Now, there are no bright line rules of yes you need a guardian, no you don’t need a guardian. I’m going to kinda give you a laundry list of when you might need a guardian. One of those areas is certain behaviors, if your loved one demonstrates behaviors where they’re injuring themselves or others, there’s high degree of likelihood that you’re going to need to do a guardianship. If your child has poor safety awareness, doesn’t recognize threats to their personal safety, i.e. doesn’t follow traffic when trying to cross the street or in a parking lot doesn’t keep track of cars moving around them. That can warrant a need for a guardianship. If they can’t discriminate between strangers and friends or authority figures, that’s a strong indicator that this person will need a guardian. One question that I ask clients is, “Has your child ever met a stranger?”  and some people look at me kind of confused by, “what do you mean by that?” and others know exactly what I mean and they say, “nope, everybody my child meets is a friend, every person my child meets is somebody they can trust and will share all their personal information with,” so that is a important indictor and I see some heads nodding. Yes?

            -But how does the court figure that out, do you have to, what is your proof that your child can not, because your child may appear normal, like my child you can talk to my child and she is going to sound okay. But everybody is different.

            -Yupp.

            -She has no idea of what’s around her.

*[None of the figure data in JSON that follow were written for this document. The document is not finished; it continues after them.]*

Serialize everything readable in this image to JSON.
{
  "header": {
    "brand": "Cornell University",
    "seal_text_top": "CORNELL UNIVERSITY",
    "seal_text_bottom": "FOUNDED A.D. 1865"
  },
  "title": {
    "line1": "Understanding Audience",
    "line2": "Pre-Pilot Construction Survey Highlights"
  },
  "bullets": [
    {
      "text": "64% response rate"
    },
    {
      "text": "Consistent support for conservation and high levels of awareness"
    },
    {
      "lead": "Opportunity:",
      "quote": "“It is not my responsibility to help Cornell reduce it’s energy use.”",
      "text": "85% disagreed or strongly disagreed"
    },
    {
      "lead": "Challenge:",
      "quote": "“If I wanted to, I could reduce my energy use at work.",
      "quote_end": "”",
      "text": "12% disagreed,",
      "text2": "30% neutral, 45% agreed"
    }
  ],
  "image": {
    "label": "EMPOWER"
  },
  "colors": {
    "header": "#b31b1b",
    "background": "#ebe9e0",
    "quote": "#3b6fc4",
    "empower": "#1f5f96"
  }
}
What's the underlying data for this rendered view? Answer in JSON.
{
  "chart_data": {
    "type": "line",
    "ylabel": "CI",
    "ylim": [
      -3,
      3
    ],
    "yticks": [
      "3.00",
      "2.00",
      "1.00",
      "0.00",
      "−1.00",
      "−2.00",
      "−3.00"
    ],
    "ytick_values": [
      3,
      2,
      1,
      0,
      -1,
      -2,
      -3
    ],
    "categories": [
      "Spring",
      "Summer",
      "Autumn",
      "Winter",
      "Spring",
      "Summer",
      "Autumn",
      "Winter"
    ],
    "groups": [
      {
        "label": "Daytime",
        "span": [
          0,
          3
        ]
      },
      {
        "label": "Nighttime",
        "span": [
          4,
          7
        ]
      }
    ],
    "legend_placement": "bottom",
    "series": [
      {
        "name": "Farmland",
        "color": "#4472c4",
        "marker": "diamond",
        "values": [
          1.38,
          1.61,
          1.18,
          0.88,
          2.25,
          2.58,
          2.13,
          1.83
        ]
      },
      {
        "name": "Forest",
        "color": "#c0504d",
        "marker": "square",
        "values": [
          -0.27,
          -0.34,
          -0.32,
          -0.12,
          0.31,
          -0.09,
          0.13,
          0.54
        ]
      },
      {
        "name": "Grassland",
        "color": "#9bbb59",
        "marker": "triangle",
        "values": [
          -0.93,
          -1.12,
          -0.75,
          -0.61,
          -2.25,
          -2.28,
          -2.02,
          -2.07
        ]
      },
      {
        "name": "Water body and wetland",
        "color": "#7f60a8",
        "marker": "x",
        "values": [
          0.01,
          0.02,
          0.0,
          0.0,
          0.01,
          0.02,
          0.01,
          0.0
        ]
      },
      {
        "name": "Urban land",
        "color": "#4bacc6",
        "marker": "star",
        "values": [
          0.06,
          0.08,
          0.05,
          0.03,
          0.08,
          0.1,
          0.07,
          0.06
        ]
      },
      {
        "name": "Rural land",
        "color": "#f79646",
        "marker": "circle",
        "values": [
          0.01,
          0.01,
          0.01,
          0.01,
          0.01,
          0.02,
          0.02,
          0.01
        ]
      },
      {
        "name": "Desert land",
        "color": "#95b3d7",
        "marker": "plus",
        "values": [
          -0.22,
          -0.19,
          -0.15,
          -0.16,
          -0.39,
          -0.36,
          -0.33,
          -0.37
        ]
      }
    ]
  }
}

            And that’s what the hearing is about, we’re going to get to the hearing, what you have to prove, how do you prove this to the court, right now we’re just talking –

            -Sorry, I’m jumping.

            It’s okay, it’s okay,  we’re just talking about the factors that go into this so you can decide, “hey, okay this is something I need to look into doing” or “no, this isn’t a thing where we need to concern ourselves with”.  If your child is easily manipulated by other people, that is a strong indicator. If they’re disruptive, and by disruptive I don’t mean make vocalizations and make noise but throw furniture and can possibly damage property. And the reason I say these things is, some of these issues up here can lead to adverse interactions with law enforcement. When your child is over the age of 18, they don’t call mom and dad anymore, this is now an adult they’re dealing with and they will potentially process this individual as though there is no disability. The more your child appears disabled, the more likely they are to be treated as though they are disabled. So, if there’s a situation where a person does not appear to be disabled, the police are not going to assume there’s a disability, the police are going to assume the typical faculties to be able to respond to their commands and follow their instructions and if a person doesn’t do that it can lead to a very negative interaction with law enforcement. And if you are not their guardian over the age of 18, you don’t get to participate in that process. If you are their guardian, then most of the police officers I’ve talked to if they know an individual has a legal guardian appointed for them, they will attempt to reach that guardian and might be able to resolve things right then and there. Versus arresting, processing, incarcerating, and then letting a prosecutor decide whether to prosecute or not or a solicitor.